Si tratta di una buona notizia per i due marò e per gli strateghi della diplomazia italiana, che con le pressioni internazionali intensificatesi nell’ultima settimana, sono riusciti a escludere una legge che prevedeva l’inversione dell’onere della prova, imponendo che i marò fossero giudicati innocenti oltre ogni ragionevole dubbio.

Cassata la legge anti pirateria, il procuratore generale Vahanvati ha richiesto però che il caso rimanga comunque nelle mani della National Investigation Agency (Nia), così che la polizia federale specializzata in anti-terrorismo possa formulare al più presto i capi d’accusa rifacendosi alle leggi del Codice di procedura penale indiano. Richiesta che è stata contestata dalla difesa dei marò, sostenendo che per statuto la Nia non può occuparsi del caso se non rifacendosi a una legge federale.

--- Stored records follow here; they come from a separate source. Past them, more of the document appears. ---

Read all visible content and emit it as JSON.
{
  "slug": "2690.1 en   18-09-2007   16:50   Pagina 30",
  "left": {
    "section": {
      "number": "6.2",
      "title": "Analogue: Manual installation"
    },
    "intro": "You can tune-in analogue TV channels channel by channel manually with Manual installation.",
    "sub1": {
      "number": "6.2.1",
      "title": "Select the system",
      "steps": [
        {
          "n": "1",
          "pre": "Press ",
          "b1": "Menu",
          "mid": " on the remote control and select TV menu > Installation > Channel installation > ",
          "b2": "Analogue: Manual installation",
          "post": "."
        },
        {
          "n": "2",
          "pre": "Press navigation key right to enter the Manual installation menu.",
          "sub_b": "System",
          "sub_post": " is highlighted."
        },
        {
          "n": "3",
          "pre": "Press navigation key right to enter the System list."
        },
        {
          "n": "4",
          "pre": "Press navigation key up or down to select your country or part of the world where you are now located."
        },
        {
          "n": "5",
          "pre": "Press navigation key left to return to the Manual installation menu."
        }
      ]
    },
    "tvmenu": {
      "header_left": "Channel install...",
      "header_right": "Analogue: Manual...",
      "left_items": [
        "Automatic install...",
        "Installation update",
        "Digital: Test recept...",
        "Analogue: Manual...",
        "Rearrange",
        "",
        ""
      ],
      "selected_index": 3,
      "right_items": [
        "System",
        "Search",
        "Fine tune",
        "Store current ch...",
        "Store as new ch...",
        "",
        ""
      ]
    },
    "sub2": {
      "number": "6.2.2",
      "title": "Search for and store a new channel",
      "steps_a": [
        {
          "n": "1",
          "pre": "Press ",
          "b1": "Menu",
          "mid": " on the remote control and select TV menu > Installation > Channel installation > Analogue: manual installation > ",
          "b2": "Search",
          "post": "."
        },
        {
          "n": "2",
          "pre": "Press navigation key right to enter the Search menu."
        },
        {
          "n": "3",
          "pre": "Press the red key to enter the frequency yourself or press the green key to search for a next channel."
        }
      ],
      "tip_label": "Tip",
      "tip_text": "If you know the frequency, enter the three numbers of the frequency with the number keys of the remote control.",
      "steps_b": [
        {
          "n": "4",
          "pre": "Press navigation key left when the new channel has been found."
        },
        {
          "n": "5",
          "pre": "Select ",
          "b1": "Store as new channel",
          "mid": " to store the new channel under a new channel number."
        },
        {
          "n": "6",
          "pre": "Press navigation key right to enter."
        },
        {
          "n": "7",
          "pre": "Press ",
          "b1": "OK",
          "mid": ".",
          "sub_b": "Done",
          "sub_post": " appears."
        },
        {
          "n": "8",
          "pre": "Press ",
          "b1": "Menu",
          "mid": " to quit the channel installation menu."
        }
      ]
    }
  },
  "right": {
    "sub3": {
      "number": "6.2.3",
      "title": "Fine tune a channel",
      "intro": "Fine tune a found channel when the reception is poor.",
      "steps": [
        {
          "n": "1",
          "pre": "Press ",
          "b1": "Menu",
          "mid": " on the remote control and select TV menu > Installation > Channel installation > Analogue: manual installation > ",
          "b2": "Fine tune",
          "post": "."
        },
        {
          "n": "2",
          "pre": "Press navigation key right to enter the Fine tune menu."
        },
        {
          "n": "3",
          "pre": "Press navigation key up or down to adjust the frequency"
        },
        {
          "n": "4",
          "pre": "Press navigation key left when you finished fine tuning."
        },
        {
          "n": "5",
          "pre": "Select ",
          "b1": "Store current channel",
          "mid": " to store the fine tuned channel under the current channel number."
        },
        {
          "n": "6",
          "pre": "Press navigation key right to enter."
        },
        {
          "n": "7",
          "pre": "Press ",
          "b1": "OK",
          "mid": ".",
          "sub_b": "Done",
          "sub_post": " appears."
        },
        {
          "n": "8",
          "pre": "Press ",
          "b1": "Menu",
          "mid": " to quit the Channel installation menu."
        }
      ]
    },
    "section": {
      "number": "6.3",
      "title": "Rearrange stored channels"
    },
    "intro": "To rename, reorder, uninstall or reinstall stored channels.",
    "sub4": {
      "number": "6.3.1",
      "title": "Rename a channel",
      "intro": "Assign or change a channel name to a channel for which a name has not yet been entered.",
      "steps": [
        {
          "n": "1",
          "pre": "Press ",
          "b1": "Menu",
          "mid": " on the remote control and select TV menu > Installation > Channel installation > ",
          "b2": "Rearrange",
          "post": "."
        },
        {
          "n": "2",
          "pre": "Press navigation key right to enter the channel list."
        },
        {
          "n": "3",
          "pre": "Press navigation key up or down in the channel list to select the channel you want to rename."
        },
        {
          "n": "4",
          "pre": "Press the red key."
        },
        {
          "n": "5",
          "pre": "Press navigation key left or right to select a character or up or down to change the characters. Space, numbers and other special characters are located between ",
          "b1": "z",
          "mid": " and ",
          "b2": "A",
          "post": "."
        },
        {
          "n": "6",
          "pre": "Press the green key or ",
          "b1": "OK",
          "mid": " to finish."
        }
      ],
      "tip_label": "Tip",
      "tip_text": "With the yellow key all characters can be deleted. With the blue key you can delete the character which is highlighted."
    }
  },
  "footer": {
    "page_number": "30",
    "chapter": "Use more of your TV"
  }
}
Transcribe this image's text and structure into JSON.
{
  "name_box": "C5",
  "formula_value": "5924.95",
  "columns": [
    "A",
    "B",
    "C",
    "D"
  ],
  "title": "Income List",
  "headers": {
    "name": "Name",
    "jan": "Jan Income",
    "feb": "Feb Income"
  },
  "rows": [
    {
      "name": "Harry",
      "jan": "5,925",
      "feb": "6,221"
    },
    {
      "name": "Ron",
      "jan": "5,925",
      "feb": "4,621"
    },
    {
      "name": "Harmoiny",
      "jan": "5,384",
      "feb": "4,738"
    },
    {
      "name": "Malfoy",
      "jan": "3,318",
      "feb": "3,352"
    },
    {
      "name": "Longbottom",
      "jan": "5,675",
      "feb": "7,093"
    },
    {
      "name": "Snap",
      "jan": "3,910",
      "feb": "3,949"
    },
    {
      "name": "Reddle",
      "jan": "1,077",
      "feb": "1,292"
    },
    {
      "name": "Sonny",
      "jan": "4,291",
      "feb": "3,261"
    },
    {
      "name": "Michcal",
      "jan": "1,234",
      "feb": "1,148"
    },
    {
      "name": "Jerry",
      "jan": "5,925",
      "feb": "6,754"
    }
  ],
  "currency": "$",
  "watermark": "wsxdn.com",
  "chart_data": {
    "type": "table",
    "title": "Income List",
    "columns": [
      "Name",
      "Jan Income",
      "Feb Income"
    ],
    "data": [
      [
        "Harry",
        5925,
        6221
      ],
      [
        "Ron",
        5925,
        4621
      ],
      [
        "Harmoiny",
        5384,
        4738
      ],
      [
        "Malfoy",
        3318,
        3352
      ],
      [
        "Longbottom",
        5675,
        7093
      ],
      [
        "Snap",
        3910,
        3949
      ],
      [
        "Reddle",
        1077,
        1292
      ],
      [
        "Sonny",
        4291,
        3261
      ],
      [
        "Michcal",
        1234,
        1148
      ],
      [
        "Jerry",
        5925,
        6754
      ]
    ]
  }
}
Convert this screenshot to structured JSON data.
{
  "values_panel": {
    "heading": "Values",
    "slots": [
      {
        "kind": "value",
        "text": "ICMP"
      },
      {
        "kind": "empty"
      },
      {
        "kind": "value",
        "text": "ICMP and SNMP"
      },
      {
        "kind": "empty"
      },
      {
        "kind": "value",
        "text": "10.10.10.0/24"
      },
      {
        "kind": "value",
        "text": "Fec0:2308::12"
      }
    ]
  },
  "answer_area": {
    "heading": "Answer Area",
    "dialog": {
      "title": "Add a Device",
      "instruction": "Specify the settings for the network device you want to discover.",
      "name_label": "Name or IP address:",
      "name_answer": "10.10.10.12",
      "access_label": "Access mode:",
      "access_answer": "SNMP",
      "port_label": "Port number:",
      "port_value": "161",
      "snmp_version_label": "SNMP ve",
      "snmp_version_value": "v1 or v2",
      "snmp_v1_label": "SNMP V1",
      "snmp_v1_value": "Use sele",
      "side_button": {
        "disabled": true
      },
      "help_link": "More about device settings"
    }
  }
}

Il pool di giudici della Corte suprema si prenderà quindici giorni di tempo per esaminare le posizioni delle parti, pronunciandosi sulla legittimità della Nia non prima della seconda settimana di marzo, almeno secondo le indiscrezioni.

Tutto nuovamente rimandato, quindi, in attesa di capire se l’arrivo della neoministra Mogherini alla Farnesina al posto di Emma Bonino, segnerà anche un cambiamento strategico per arrivare a una risoluzione di un contenzioso con l’India lungo ormai più di due anni.